Crucially, XR's legacy is a largely populist one that rejects existing political institutions at a national level, while embracing localised political action, including local government. It's often activists from this network who are now running local environmental campaigns, climbing trees to bring down Tory councils, or blocking poorly designed solar farm proposals.
A new conservationism?
Movements cohere around a combination of shared concerns and compelling demands, but they build momentum through victories. And the green movement emerging across Britain has already secured a number of victories - from successfully stopping developments to the recent mass mobilisations of the nascent Right to Roam movement, which has drawn in thousands of people in a bid for access to the natural world, a new conservationism is building.
The common thread weaving together these victories is that nature should not be sacrificed anymore than local communities should continue to be neglected.
Neglect underpinned the Brexit vote and is similarly driving the growing support for the Reform UK Party. But neglect - along with XR's legacy - is also behind a very different political response. In interview after interview, older voters across the UK tell journalists that their vote for the Greens is not a vote for themselves - it is a vote for their children and grandchildren.
In a small town in rural Suffolk, 81-year-old Francis Codling told the BBC of her four children, eight grandchildren and six great-grandchildren. "That's one of the main reasons why I wanted to vote for the Greens," she said. "I'm worried about their future and I'm worried about the climate. I want there to be a world here for them to enjoy."
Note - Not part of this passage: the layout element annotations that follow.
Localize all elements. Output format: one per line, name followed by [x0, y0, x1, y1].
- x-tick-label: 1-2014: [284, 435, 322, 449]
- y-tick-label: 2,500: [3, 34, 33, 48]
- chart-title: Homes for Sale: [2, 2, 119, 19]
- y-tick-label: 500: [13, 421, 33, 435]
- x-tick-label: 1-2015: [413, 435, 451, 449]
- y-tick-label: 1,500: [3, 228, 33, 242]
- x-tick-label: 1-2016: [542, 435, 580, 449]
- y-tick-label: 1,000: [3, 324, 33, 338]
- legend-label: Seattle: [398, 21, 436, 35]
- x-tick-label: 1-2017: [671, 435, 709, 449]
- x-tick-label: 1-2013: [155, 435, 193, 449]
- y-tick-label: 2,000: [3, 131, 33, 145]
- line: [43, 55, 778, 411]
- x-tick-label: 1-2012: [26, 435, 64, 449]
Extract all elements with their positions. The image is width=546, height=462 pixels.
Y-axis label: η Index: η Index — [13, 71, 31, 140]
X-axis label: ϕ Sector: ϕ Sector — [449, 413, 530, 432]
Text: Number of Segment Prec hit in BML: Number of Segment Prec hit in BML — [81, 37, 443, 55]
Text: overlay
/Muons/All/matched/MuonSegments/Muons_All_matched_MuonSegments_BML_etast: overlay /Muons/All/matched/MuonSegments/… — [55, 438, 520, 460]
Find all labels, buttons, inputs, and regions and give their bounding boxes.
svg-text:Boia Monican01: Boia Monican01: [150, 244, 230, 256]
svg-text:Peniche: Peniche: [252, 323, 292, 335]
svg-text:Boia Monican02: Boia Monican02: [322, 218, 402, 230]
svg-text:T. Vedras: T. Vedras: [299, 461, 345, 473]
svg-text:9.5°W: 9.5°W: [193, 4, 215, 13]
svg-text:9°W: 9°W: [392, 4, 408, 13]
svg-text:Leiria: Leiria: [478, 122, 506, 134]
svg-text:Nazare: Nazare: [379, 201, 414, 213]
Almost one in five XR protesters arrested for taking action were retired. When pressed on why they opposed local housing developments, rural residents frequently cite the lack of provision in development plans for young families. As openDemocracy reported last year, Green Party campaigners are often told by local residents that "the world is going to hell" and that they will be voting for them in the hopes they can do something about it.
Fears for the young are a cypher for the future. Not for fears that it won't exist, but that there is one worth fighting for. Contrary to the idea of climate change cancelling the future, the future here is the young. This movement seeks to protect the future by conserving the present.
What is missing from the 2024 British election is any sense of the future as anything other than more of the same. While conservation is typically seen as backwards-looking, holding onto that which has yet to be destroyed, this new conservation movement is perhaps better thought of as one of the few movements still looking to the future, still organising around the idea that there should be a tomorrow worth living in.
And that tomorrow should have decent jobs and affordable housing, education and health services but those things are only worthwhile if there are also rivers that can be swum in, fields to walk in, clean air to breathe, and woods in which to listen to birdsong.